Songs for the Flames by Juan Gabriel Vásquez (transl. Anne MacLean): Stories within stories

Cover imageGiven that Juan Gabriel Vásquez has not only won the prestigious International Dublin Literary Award but has also been shortlisted for the Man Booker International Prize, together with his translator Anne MacLean, I feel I really should have read something by him before now. Songs for the Flames is his first short story collection for sixteen years and comes garlanded with praise from the likes of Mario Vargas Llosa and Nicole Krauss. With settings ranging from his native Colombia to Europe, Vásquez’s collection comprises nine stories, a few short, some lengthy, all memorable.

Short story collections are never easy to review. My usual approach is to pick out a few favourites but Vásquez’s stories all have something which made them linger in my mind so I’ve chosen several more or less at random to give a flavour of their range. ‘Frogs’ sees two people realise that each knows the secret the other has been keeping for fifty years at a commemorative ceremony for the Colombian contribution to the Korean War. For one of them it may offer a path to liberation. In ‘Bad News’ ten years after a writer is told a story by a stranger, he discovers that there’s a different, shocking version of the events. The titular piece is a jigsaw of a story whose complications we’re warned of from the start. It takes us from the nineteenth century when the de Leóns emigrate to France to the twenty-first as our narrator reconstructs their story and that of their beautiful granddaughter.

Vásquez’s stories are complex, hard to encapsulate in such brief synopses. They need time to sink in, leaving much to be thought about. Most are framed as stories told to the narrator as if acknowledging they’re not entirely his to tell, sometimes long after the events described lending them a thoughtful, reflective tone. Often those who’ve shared them have suffered violence – the fallout of the Colombian drug cartels in ‘The Boys’ which sees the possibility of happiness snuffed out, the Manson murders – committed long before he was born – which haunts an extra on a Polanski movie in ‘Airport’ and the accident that befell a politician’s assistant which she inconveniently survives in the opening story ‘Welcome to Riverbank’.  The one that stood out stylistically for me was ‘Us’ which smartly captures the rumour, speculation and jump to judgment which characterises much of social media in its brief account of man’s disappearance. All share an economy of style; Vasquez succeeds in saying a great deal in fewer words than some writers expend merely on setting a scene. It’s an impressive collection.

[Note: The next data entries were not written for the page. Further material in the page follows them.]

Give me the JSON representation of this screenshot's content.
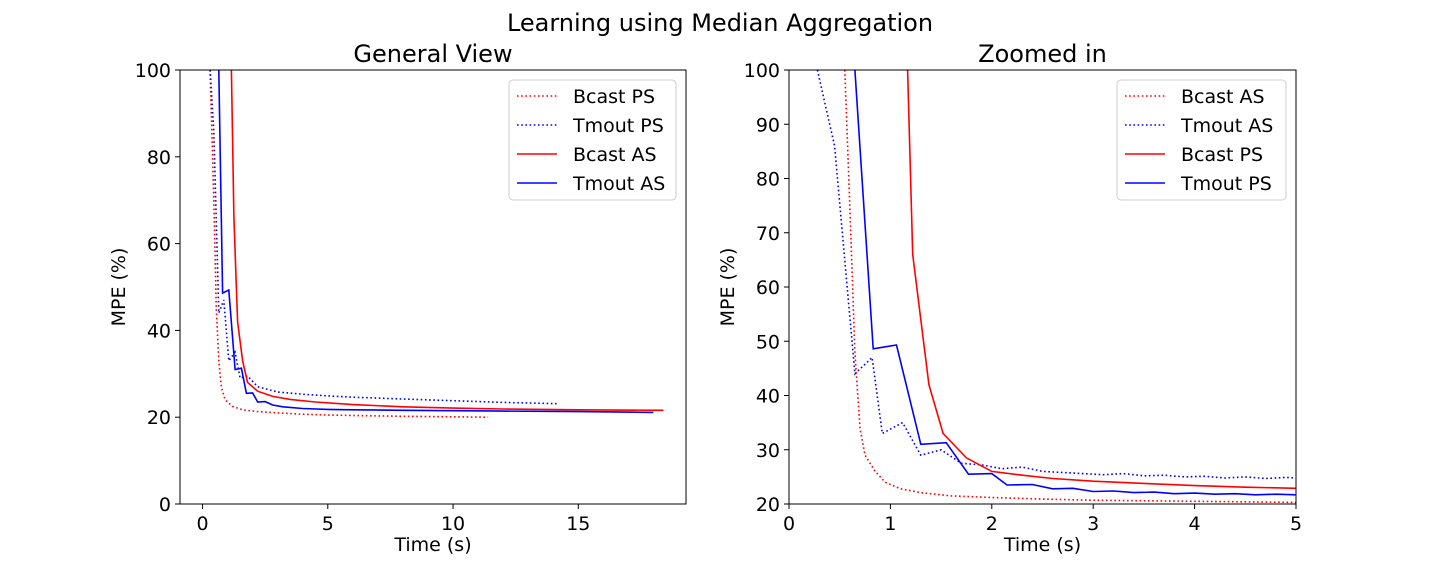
{
  "figure": {
    "suptitle": "Learning using Median Aggregation"
  },
  "colors": {
    "bcast": "#ff0000",
    "tmout": "#0000ff",
    "axis": "#000000",
    "legend_border": "#cccccc"
  },
  "chart_data": [
    {
      "type": "line",
      "title": "General View",
      "xlabel": "Time (s)",
      "ylabel": "MPE (%)",
      "xlim": [
        -0.9,
        19.3
      ],
      "ylim": [
        0,
        100
      ],
      "xticks": [
        0,
        5,
        10,
        15
      ],
      "yticks": [
        0,
        20,
        40,
        60,
        80,
        100
      ],
      "grid": false,
      "legend_position": "top-right",
      "series": [
        {
          "name": "Bcast PS",
          "color": "#ff0000",
          "style": "dotted",
          "x": [
            0.3,
            0.45,
            0.55,
            0.65,
            0.75,
            0.9,
            1.2,
            1.6,
            2.2,
            3,
            4,
            5,
            6,
            8,
            10,
            11.4
          ],
          "y": [
            100,
            70,
            45,
            33,
            27,
            24,
            22.5,
            21.7,
            21.3,
            21,
            20.7,
            20.5,
            20.4,
            20.2,
            20.1,
            20
          ]
        },
        {
          "name": "Tmout PS",
          "color": "#0000ff",
          "style": "dotted",
          "x": [
            0.3,
            0.45,
            0.65,
            0.85,
            1.05,
            1.3,
            1.5,
            1.8,
            2.2,
            3,
            4,
            5,
            6,
            8,
            10,
            12,
            14.2
          ],
          "y": [
            100,
            86,
            44,
            47,
            33,
            35,
            29,
            29.5,
            27,
            25.8,
            25.3,
            24.9,
            24.6,
            24.2,
            23.8,
            23.4,
            23.1
          ]
        },
        {
          "name": "Bcast AS",
          "color": "#ff0000",
          "style": "solid",
          "x": [
            1.15,
            1.25,
            1.4,
            1.6,
            1.8,
            2.2,
            2.8,
            3.5,
            4.5,
            6,
            8,
            10,
            12,
            15,
            18.4
          ],
          "y": [
            100,
            66,
            42,
            33,
            28,
            26,
            24.8,
            24.1,
            23.5,
            22.9,
            22.4,
            22.1,
            21.9,
            21.7,
            21.6
          ]
        },
        {
          "name": "Tmout AS",
          "color": "#0000ff",
          "style": "solid",
          "x": [
            0.65,
            0.8,
            1.05,
            1.3,
            1.55,
            1.75,
            2,
            2.2,
            2.5,
            2.8,
            3.2,
            4,
            5,
            6,
            8,
            10,
            12,
            15,
            18
          ],
          "y": [
            100,
            48.6,
            49.3,
            31,
            31.3,
            25.5,
            25.6,
            23.5,
            23.6,
            22.8,
            22.4,
            22,
            21.8,
            21.7,
            21.6,
            21.5,
            21.4,
            21.3,
            21.1
          ]
        }
      ]
    },
    {
      "type": "line",
      "title": "Zoomed in",
      "xlabel": "Time (s)",
      "ylabel": "MPE (%)",
      "xlim": [
        0,
        5
      ],
      "ylim": [
        20,
        100
      ],
      "xticks": [
        0,
        1,
        2,
        3,
        4,
        5
      ],
      "yticks": [
        20,
        30,
        40,
        50,
        60,
        70,
        80,
        90,
        100
      ],
      "grid": false,
      "legend_position": "top-right",
      "series": [
        {
          "name": "Bcast AS",
          "color": "#ff0000",
          "style": "dotted",
          "x": [
            0.55,
            0.6,
            0.65,
            0.7,
            0.75,
            0.85,
            0.95,
            1.1,
            1.3,
            1.6,
            2,
            2.5,
            3,
            4,
            5
          ],
          "y": [
            100,
            75,
            48,
            34,
            29,
            26,
            24,
            22.8,
            22.1,
            21.5,
            21.2,
            20.9,
            20.7,
            20.5,
            20.3
          ]
        },
        {
          "name": "Tmout AS",
          "color": "#0000ff",
          "style": "dotted",
          "x": [
            0.28,
            0.45,
            0.65,
            0.82,
            0.92,
            1.12,
            1.3,
            1.5,
            1.7,
            1.9,
            2.1,
            2.3,
            2.5,
            2.7,
            2.9,
            3.1,
            3.3,
            3.5,
            3.7,
            3.9,
            4.1,
            4.3,
            4.5,
            4.7,
            4.9,
            5
          ],
          "y": [
            100,
            86,
            44,
            47,
            33,
            35,
            29,
            30,
            27.5,
            27.2,
            26.5,
            26.8,
            26,
            25.8,
            25.6,
            25.4,
            25.6,
            25.2,
            25.3,
            25,
            25.1,
            24.8,
            25,
            24.7,
            24.9,
            24.8
          ]
        },
        {
          "name": "Bcast PS",
          "color": "#ff0000",
          "style": "solid",
          "x": [
            1.17,
            1.22,
            1.38,
            1.52,
            1.75,
            2,
            2.3,
            2.6,
            3,
            3.5,
            4,
            4.5,
            5
          ],
          "y": [
            100,
            66,
            42,
            33,
            28.5,
            26,
            25.3,
            24.7,
            24.2,
            23.8,
            23.4,
            23.1,
            22.9
          ]
        },
        {
          "name": "Tmout PS",
          "color": "#0000ff",
          "style": "solid",
          "x": [
            0.65,
            0.83,
            1.06,
            1.3,
            1.55,
            1.77,
            2.0,
            2.15,
            2.4,
            2.6,
            2.8,
            3.0,
            3.2,
            3.4,
            3.6,
            3.8,
            4.0,
            4.2,
            4.4,
            4.6,
            4.8,
            5
          ],
          "y": [
            100,
            48.6,
            49.3,
            31,
            31.3,
            25.5,
            25.6,
            23.5,
            23.6,
            22.8,
            22.9,
            22.3,
            22.4,
            22.1,
            22.2,
            21.9,
            22,
            21.8,
            21.9,
            21.7,
            21.8,
            21.7
          ]
        }
      ]
    }
  ]
}
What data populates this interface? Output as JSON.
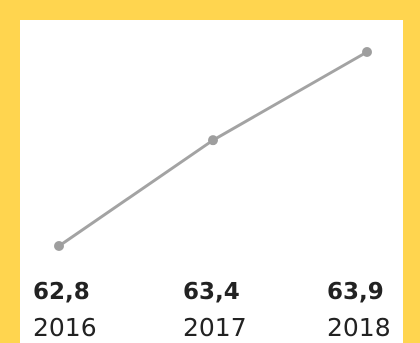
{
  "colors": {
    "frame": "#FFD54F",
    "line": "#A3A3A3",
    "marker": "#9E9E9E",
    "text": "#222222"
  },
  "chart_data": {
    "type": "line",
    "categories": [
      "2016",
      "2017",
      "2018"
    ],
    "values": [
      62.8,
      63.4,
      63.9
    ],
    "data_labels": [
      "62,8",
      "63,4",
      "63,9"
    ],
    "title": "",
    "xlabel": "",
    "ylabel": "",
    "ylim": [
      62.7,
      64.0
    ],
    "grid": false,
    "legend": "none"
  }
}
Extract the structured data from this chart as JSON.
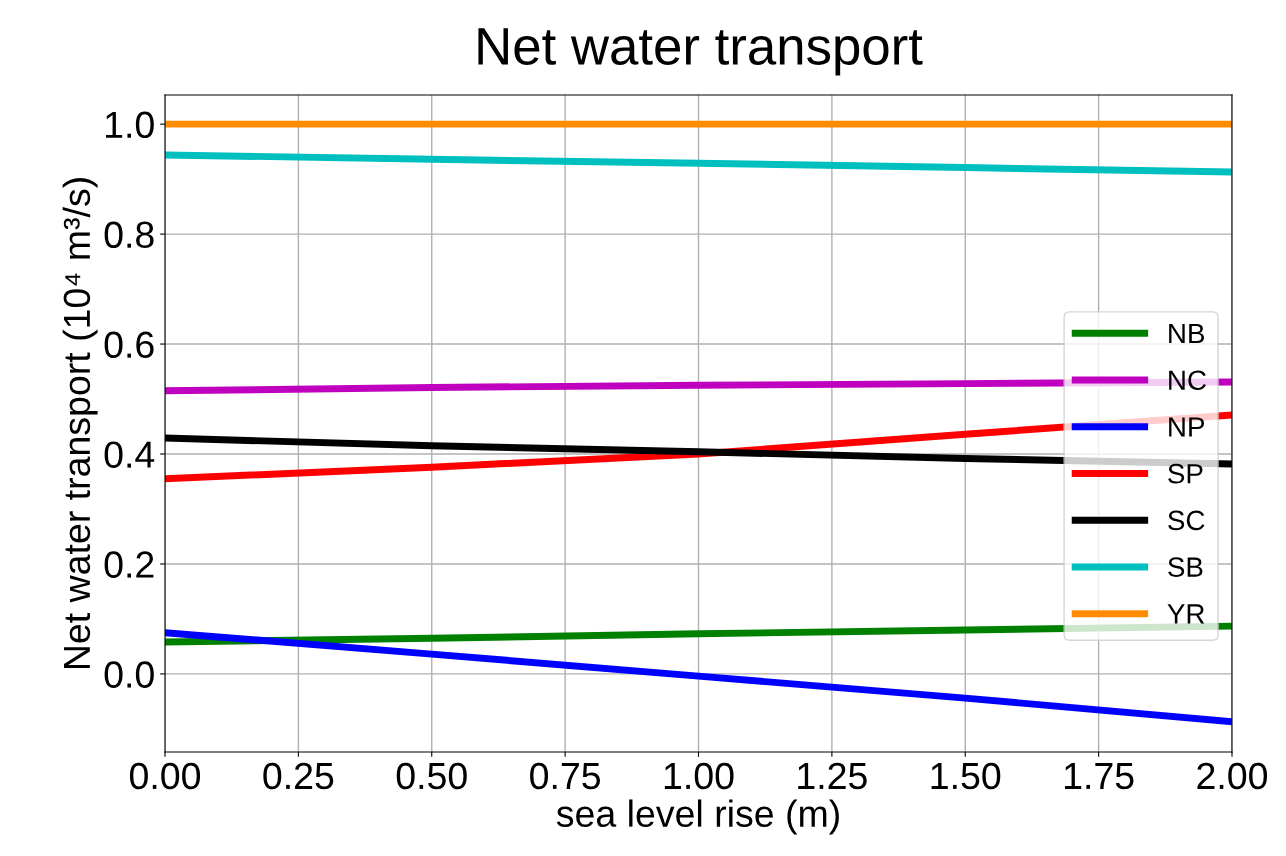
{
  "chart_data": {
    "type": "line",
    "title": "Net water transport",
    "xlabel": "sea level rise (m)",
    "ylabel": "Net water transport (10⁴ m³/s)",
    "x": [
      0,
      0.5,
      1.0,
      1.5,
      2.0
    ],
    "series": [
      {
        "name": "NB",
        "color": "#008000",
        "values": [
          0.058,
          0.065,
          0.073,
          0.08,
          0.087
        ]
      },
      {
        "name": "NC",
        "color": "#bf00bf",
        "values": [
          0.515,
          0.521,
          0.525,
          0.528,
          0.531
        ]
      },
      {
        "name": "NP",
        "color": "#0000ff",
        "values": [
          0.075,
          0.036,
          -0.004,
          -0.044,
          -0.087
        ]
      },
      {
        "name": "SP",
        "color": "#ff0000",
        "values": [
          0.355,
          0.376,
          0.4,
          0.436,
          0.471
        ]
      },
      {
        "name": "SC",
        "color": "#000000",
        "values": [
          0.429,
          0.415,
          0.404,
          0.392,
          0.382
        ]
      },
      {
        "name": "SB",
        "color": "#00bfbf",
        "values": [
          0.944,
          0.936,
          0.929,
          0.921,
          0.913
        ]
      },
      {
        "name": "YR",
        "color": "#ff8c00",
        "values": [
          1.0,
          1.0,
          1.0,
          1.0,
          1.0
        ]
      }
    ],
    "xlim": [
      0,
      2.0
    ],
    "xticks": [
      {
        "value": 0,
        "label": "0.00"
      },
      {
        "value": 0.25,
        "label": "0.25"
      },
      {
        "value": 0.5,
        "label": "0.50"
      },
      {
        "value": 0.75,
        "label": "0.75"
      },
      {
        "value": 1.0,
        "label": "1.00"
      },
      {
        "value": 1.25,
        "label": "1.25"
      },
      {
        "value": 1.5,
        "label": "1.50"
      },
      {
        "value": 1.75,
        "label": "1.75"
      },
      {
        "value": 2.0,
        "label": "2.00"
      }
    ],
    "ylim": [
      -0.142,
      1.053
    ],
    "yticks": [
      {
        "value": 0,
        "label": "0.0"
      },
      {
        "value": 0.2,
        "label": "0.2"
      },
      {
        "value": 0.4,
        "label": "0.4"
      },
      {
        "value": 0.6,
        "label": "0.6"
      },
      {
        "value": 0.8,
        "label": "0.8"
      },
      {
        "value": 1.0,
        "label": "1.0"
      }
    ],
    "grid": true,
    "legend": "right",
    "marker": "none",
    "line_style": "solid"
  }
}
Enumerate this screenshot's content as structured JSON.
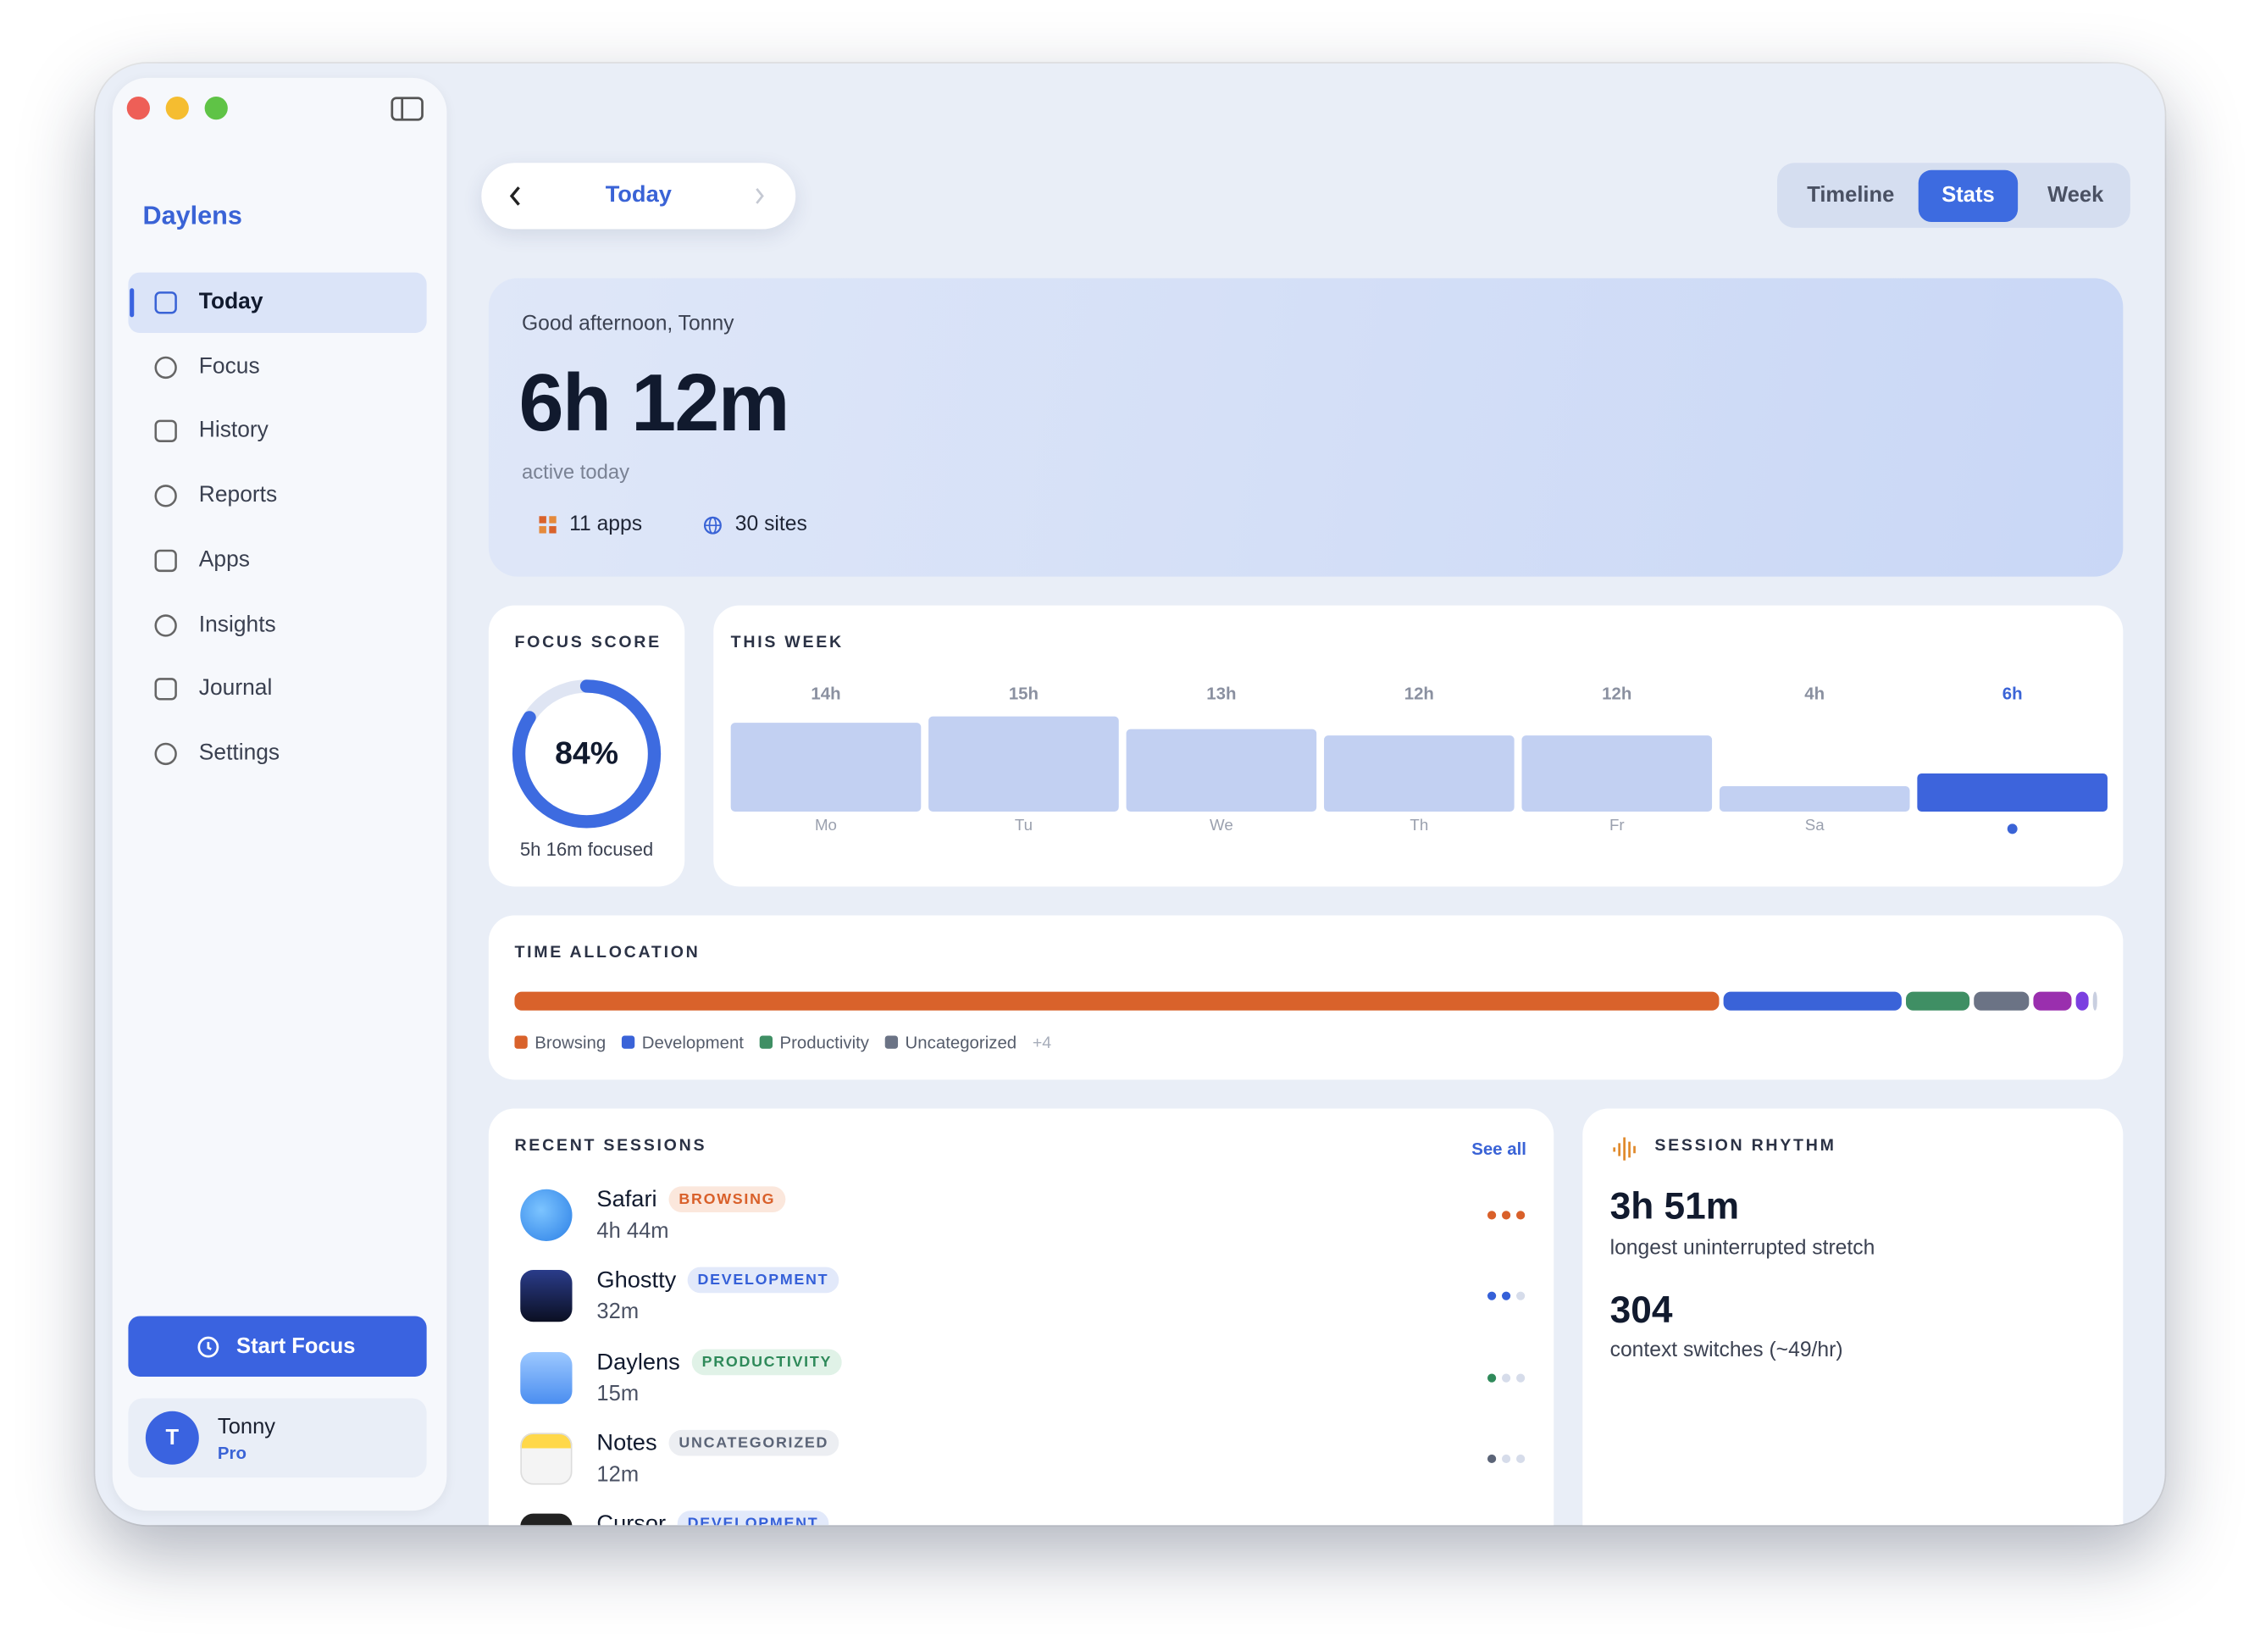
{
  "sidebar": {
    "brand": "Daylens",
    "nav": [
      "Today",
      "Focus",
      "History",
      "Reports",
      "Apps",
      "Insights",
      "Journal",
      "Settings"
    ],
    "start_focus": "Start Focus",
    "user": {
      "initial": "T",
      "name": "Tonny",
      "plan": "Pro"
    }
  },
  "header": {
    "date": "Today",
    "tabs": [
      "Timeline",
      "Stats",
      "Week"
    ]
  },
  "hero": {
    "greeting": "Good afternoon, Tonny",
    "total": "6h 12m",
    "caption": "active today",
    "apps": "11 apps",
    "sites": "30 sites"
  },
  "chart_data": [
    {
      "type": "gauge",
      "title": "FOCUS SCORE",
      "value": 84,
      "value_label": "84%",
      "ylim": [
        0,
        100
      ],
      "subtitle": "5h 16m focused",
      "color": "#3d6be0"
    },
    {
      "type": "bar",
      "title": "THIS WEEK",
      "categories": [
        "Mo",
        "Tu",
        "We",
        "Th",
        "Fr",
        "Sa",
        null
      ],
      "values": [
        14,
        15,
        13,
        12,
        12,
        4,
        6
      ],
      "value_labels": [
        "14h",
        "15h",
        "13h",
        "12h",
        "12h",
        "4h",
        "6h"
      ],
      "colors": [
        "#c2d0f2",
        "#c2d0f2",
        "#c2d0f2",
        "#c2d0f2",
        "#c2d0f2",
        "#c2d0f2",
        "#3d64dc"
      ]
    },
    {
      "type": "stacked_bar",
      "title": "TIME ALLOCATION",
      "series": [
        {
          "name": "Browsing",
          "color": "#d9622b",
          "values": [
            284
          ]
        },
        {
          "name": "Development",
          "color": "#3a63d8",
          "values": [
            42
          ]
        },
        {
          "name": "Productivity",
          "color": "#3f8f64",
          "values": [
            15
          ]
        },
        {
          "name": "Uncategorized",
          "color": "#6b7385",
          "values": [
            13
          ]
        },
        {
          "name": null,
          "color": "#9a2fae",
          "values": [
            9
          ]
        },
        {
          "name": null,
          "color": "#7b3fe0",
          "values": [
            3
          ]
        },
        {
          "name": null,
          "color": "#c9cfe0",
          "values": [
            1
          ]
        }
      ],
      "more": "+4"
    }
  ],
  "sessions": {
    "title": "RECENT SESSIONS",
    "see_all": "See all",
    "items": [
      {
        "app": "Safari",
        "tag": "BROWSING",
        "color": "#d9602a",
        "tag_bg": "#fbe7dc",
        "duration": "4h 44m",
        "intensity": 3
      },
      {
        "app": "Ghostty",
        "tag": "DEVELOPMENT",
        "color": "#3560d8",
        "tag_bg": "#e2e9fa",
        "duration": "32m",
        "intensity": 2
      },
      {
        "app": "Daylens",
        "tag": "PRODUCTIVITY",
        "color": "#2f8a5a",
        "tag_bg": "#e0f2e7",
        "duration": "15m",
        "intensity": 1
      },
      {
        "app": "Notes",
        "tag": "UNCATEGORIZED",
        "color": "#5b6477",
        "tag_bg": "#eceef2",
        "duration": "12m",
        "intensity": 1
      },
      {
        "app": "Cursor",
        "tag": "DEVELOPMENT",
        "color": "#3560d8",
        "tag_bg": "#e2e9fa"
      }
    ]
  },
  "rhythm": {
    "title": "SESSION RHYTHM",
    "longest": "3h 51m",
    "longest_caption": "longest uninterrupted stretch",
    "switches": 304,
    "switches_caption": "context switches (~49/hr)"
  }
}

If you’re a Vásquez fan, suggestions for which of his novels to try would be welcome.

Maclehose Press: London 9781529405446 220 pages Hardback

18 thoughts on “Songs for the Flames by Juan Gabriel Vásquez (transl. Anne MacLean): Stories within stories”

  1. I read Reputations in 2017 and enjoyed it very much, but somehow haven’t picked up anything else by Vasquez since then, though my library owns two more. I think The Sound of Things Falling is the one that attracts me most, but if they acquire this story collection you’ve definitely sold me on reading it.

  2. I have a couple of his novels on my shelves, The Informers, and the Conrad-inspired one, but admit I’ve not read him at all. These short stories sound good, but I ought to read the books I have – ha ha!

  3. I’ve only tried The Shape of the Ruins and although I liked the premise and the quality of his prose, I felt it was far too padded and the structure made me lose interest – it kept jumping backwards in history. But these sound good – I might appreciate him more in short format.

  4. I admired rather than loved The Shape of the Ruins, but have The Secret History of Costaguana one on my shelves (it looks like fun), plus an earlier short story collection. The Sound of Things Falling did impress me.

  5. I loved The Sound of Things Falling but have read nothing else of his since then. (Not for any particular reason – just lack of time, I guess.) What impressed me most about it was the combination of the personal and the political, a sense of breadth in scope and intimacy in detail that also seems to be present here. Would that be fair to say, do you think?

    1. Yes, I’d say that was true of several of the stories – ‘Boys’, for instance, explores the devastating effect of the Colombian drug trade through a group of children, humanising it. Certainly a collection that leaves you with much to think about.

    1. It was The Sound of Falling Things, described as a literary thriller. I’ll definitely be reading more by him although I might try his first short story collection first.